Palmeiro Claims Four Hits, 5 RBI
Thursday, May 19, 2005
KANSAS CITY, Mo. Reprinted from yesterday's late editions
-- He promised it would come, the type of flurry that has come to define his probable Hall of Fame career. One stroke of the bat wouldn't do it. It would take a collection of hits to put back on track a career many thought had faded. So he stepped into the batter's box each game, hoping the day was at hand. Before games, he paced in the clubhouse with a bat in his hand, antsy to get himself right at the plate.
Often this season, he was not able to do so. He would send harmless grounders to second base and high fly balls to shallow right. He never worried, or at least never showed any concern while critics whispered perhaps that at age 40, Rafael Palmeiro was finished.
One night won't end his slump, but perhaps it is the start of one of those flurries. Palmeiro did not celebrate any of his four hits or five RBI in the Baltimore Orioles' 12-8 win against the Kansas City Royals on Tuesday night. He knew at some point they would come.
"I've always been a good hitter," he said. "I know eventually I will figure it out. Tonight everything just felt good. With a game like this you try to carry it on to the next game, and beyond that. Yeah this was a great confidence builder."
Certainly others didn't have that same confidence. Yet in the past seven games, Palmeiro is 8 for 23 with three home runs. It's his best streak of the season, and it came on a night when Baltimore needed every one of those RBI. With the win, the Orioles are 12 games over .500 for the first time this season.
Baltimore trailed 8-2 after the second inning, but mounted a rally worthy of a first-place team. Baltimore's six-run fourth inning was capped by Palmeiro's RBI single, scoring Melvin Mora to give the Orioles a 9-8 lead. His two-RBI single in the first had given Baltimore a 2-0 lead. His home run in the fourth, his first at-bat of the inning, began the rally against Kansas City starter Jose Lima. His RBI single in the seventh provided a cushion.
"The power has always been there over the last 15 years," Palmeiro said. "It's never gone away. It's not the lack of power. It's the lack of mechanics, maybe the confidence not being there because of the lack of success. But when you have confidence, everything happens."

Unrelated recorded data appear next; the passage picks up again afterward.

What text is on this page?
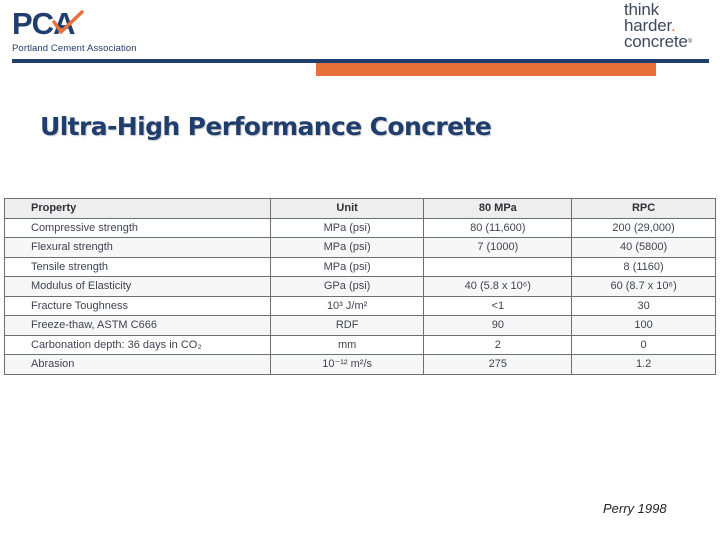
PCA
Portland Cement Association
think
harder.
concrete®
Ultra-High Performance Concrete
Property	Unit	80 MPa	RPC
Compressive strength	MPa (psi)	80 (11,600)	200 (29,000)
Flexural strength	MPa (psi)	7 (1000)	40 (5800)
Tensile strength	MPa (psi)		8 (1160)
Modulus of Elasticity	GPa (psi)	40 (5.8 x 10⁶)	60 (8.7 x 10⁶)
Fracture Toughness	10³ J/m²	<1	30
Freeze-thaw, ASTM C666	RDF	90	100
Carbonation depth: 36 days in CO₂	mm	2	0
Abrasion	10⁻¹² m²/s	275	1.2
Perry 1998
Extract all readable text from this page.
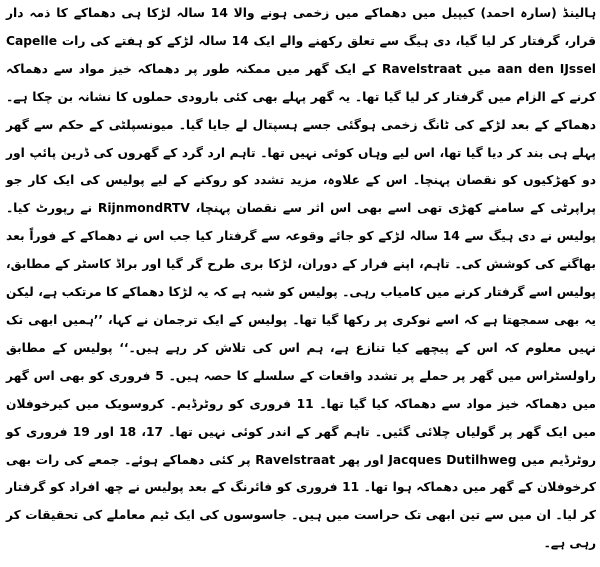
ہالینڈ (سارہ احمد) کیپیل میں دھماکے میں زخمی ہونے والا 14 سالہ لڑکا ہی دھماکے کا ذمہ دار قرار، گرفتار کر لیا گیا، دی ہیگ سے تعلق رکھنے والے ایک 14 سالہ لڑکے کو ہفتے کی رات Capelle aan den IJssel میں Ravelstraat کے ایک گھر میں ممکنہ طور پر دھماکہ خیز مواد سے دھماکہ کرنے کے الزام میں گرفتار کر لیا گیا تھا۔ یہ گھر پہلے بھی کئی بارودی حملوں کا نشانہ بن چکا ہے۔ دھماکے کے بعد لڑکے کی ٹانگ زخمی ہوگئی جسے ہسپتال لے جایا گیا۔ میونسپلٹی کے حکم سے گھر پہلے ہی بند کر دیا گیا تھا، اس لیے وہاں کوئی نہیں تھا۔ تاہم ارد گرد کے گھروں کی ڈرین پائپ اور دو کھڑکیوں کو نقصان پہنچا۔ اس کے علاوہ، مزید تشدد کو روکنے کے لیے پولیس کی ایک کار جو پراپرٹی کے سامنے کھڑی تھی اسے بھی اس اثر سے نقصان پہنچا، RijnmondRTV نے رپورٹ کیا۔ پولیس نے دی ہیگ سے 14 سالہ لڑکے کو جائے وقوعہ سے گرفتار کیا جب اس نے دھماکے کے فوراً بعد بھاگنے کی کوشش کی۔ تاہم، اپنے فرار کے دوران، لڑکا بری طرح گر گیا اور براڈ کاسٹر کے مطابق، پولیس اسے گرفتار کرنے میں کامیاب رہی۔ پولیس کو شبہ ہے کہ یہ لڑکا دھماکے کا مرتکب ہے، لیکن یہ بھی سمجھتا ہے کہ اسے نوکری پر رکھا گیا تھا۔ پولیس کے ایک ترجمان نے کہا، ’’ہمیں ابھی تک نہیں معلوم کہ اس کے پیچھے کیا تنازع ہے، ہم اس کی تلاش کر رہے ہیں۔‘‘ پولیس کے مطابق راولسٹراس میں گھر پر حملے پر تشدد واقعات کے سلسلے کا حصہ ہیں۔ 5 فروری کو بھی اس گھر میں دھماکہ خیز مواد سے دھماکہ کیا گیا تھا۔ 11 فروری کو روٹرڈیم۔ کروسویک میں کیرخوفلان میں ایک گھر پر گولیاں چلائی گئیں۔ تاہم گھر کے اندر کوئی نہیں تھا۔ 17، 18 اور 19 فروری کو روٹرڈیم میں Jacques Dutilhweg اور پھر Ravelstraat پر کئی دھماکے ہوئے۔ جمعے کی رات بھی کرخوفلان کے گھر میں دھماکہ ہوا تھا۔ 11 فروری کو فائرنگ کے بعد پولیس نے چھ افراد کو گرفتار کر لیا۔ ان میں سے تین ابھی تک حراست میں ہیں۔ جاسوسوں کی ایک ٹیم معاملے کی تحقیقات کر رہی ہے۔
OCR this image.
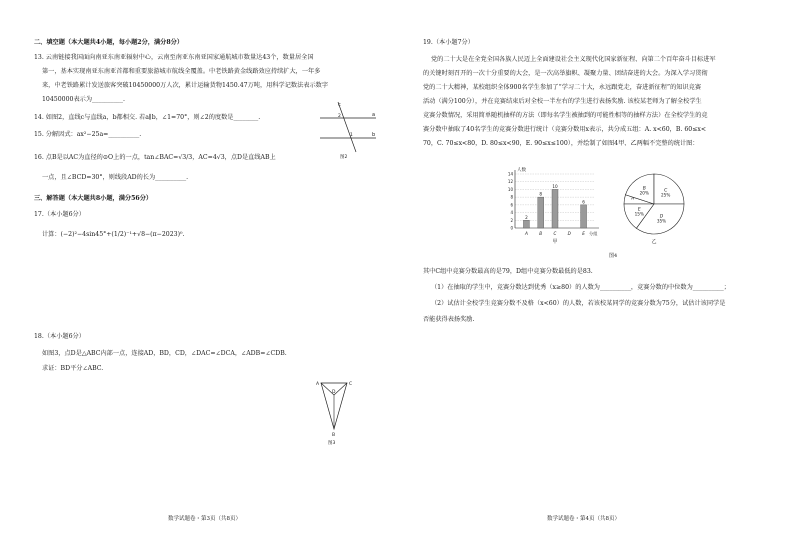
二、填空题（本大题共4小题，每小题2分，满分8分）
13. 云南链接我国面向南亚东南亚辐射中心，云南至南亚东南亚国家通航城市数量达43个，数量居全国
第一，基本实现南亚东南亚首都和重要旅游城市航线全覆盖。中老铁路黄金线路效应持续扩大，一年多
来，中老铁路累计发送旅客突破10450000万人次，累计运输货物1450.47万吨，用科学记数法表示数字
10450000表示为__________.
14. 如图2，直线c与直线a，b都相交. 若a∥b，∠1=70°，则∠2的度数是________.
15. 分解因式：ax²−25a=__________.
16. 点B是以AC为直径的⊙O上的一点，tan∠BAC=√3/3，AC=4√3，点D是直线AB上
一点，且∠BCD=30°，则线段AD的长为__________.
c
a
b
1
2
图2
三、解答题（本大题共8小题，满分56分）
17.（本小题6分）
计算：(−2)²−4sin45°+(1/2)⁻¹+√8−(π−2023)⁰.
18.（本小题6分）
如图3，点D是△ABC内部一点，连接AD，BD，CD，∠DAC=∠DCA，∠ADB=∠CDB.
求证：BD平分∠ABC.
A	C
D
B
图3
数学试题卷・第3页（共8页）
19.（本小题7分）
党的二十大是在全党全国各族人民迈上全面建设社会主义现代化国家新征程、向第二个百年奋斗目标进军
的关键时刻召开的一次十分重要的大会，是一次高举旗帜、凝聚力量、团结奋进的大会。为深入学习贯彻
党的二十大精神，某校组织全体900名学生参加了“学习二十大，永远跟党走，奋进新征程”的知识竞赛
活动（满分100分），并在竞赛结束后对全校一半左右的学生进行表扬奖励. 该校某老师为了解全校学生
竞赛分数情况，采用简单随机抽样的方法（即每名学生被抽到的可能性相等的抽样方法）在全校学生的竞
赛分数中抽取了40名学生的竞赛分数进行统计（竞赛分数用x表示，共分成五组：A. x<60，B. 60≤x<
70，C. 70≤x<80，D. 80≤x<90，E. 90≤x≤100），并绘制了如图4甲、乙两幅不完整的统计图：
2
4
6
8
10
12
14
0
人数
分组
2
A
8
B
10
C	D
6
E
甲
A
B
20%	C
25%
D
35%
E
15%
乙
图4
其中C组中竞赛分数最高的是79，D组中竞赛分数最低的是83.
（1）在抽取的学生中，竞赛分数达到优秀（x≥80）的人数为__________，竞赛分数的中位数为__________；
（2）试估计全校学生竞赛分数不及格（x<60）的人数，若该校某同学的竞赛分数为75分，试估计该同学是
否能获得表扬奖励.
数学试题卷・第4页（共8页）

Palmeiro's night was so spectacular, he had more RBI (two) in the fourth inning than he had in any other game this year. His average rose from .222 at the beginning of the game to .246 by the end of the night. The last time Palmeiro had four hits in a game was Sept. 28, 2001. The last time he had five or more RBI was on July 28, 2003.
"He's a guy that's been through the ropes," Orioles Manager Lee Mazzilli said. "I guess it took him longer to get better. This is a great confidence builder. This was a big game for him. The balls he hit were rockets."
Baltimore's remarkable comeback had not appeared so remarkable by the seventh, when the Orioles continued to pound Kansas City's pitching. Baltimore hit four home runs, and had 15 hits.
The offensive show saved Sidney Ponson from an embarrassing loss. No Baltimore pitcher has benefited more from the Orioles' outstanding lineup than Ponson. In his eight starts this season, the Orioles have scored 62 runs (7.75 per game). The Orioles have won six of Ponson's eight starts even though the Aruban has a 5.94 ERA.
"It was just a bad day, I had nothing," said Ponson, who pitched just 1 1/3 innings, allowing eight runs -- two earned. "I'm not making any excuses. I threw like crap today."
Palmeiro's four-hit night had not gained him any respect. In the eighth with a man on second, the Royals walked Miguel Tejada to get to Palmeiro. The move made sense. Palmeiro does not hit lefties well and Royals southpaw Andy Sisco was on the mound. But logic did not rule this night.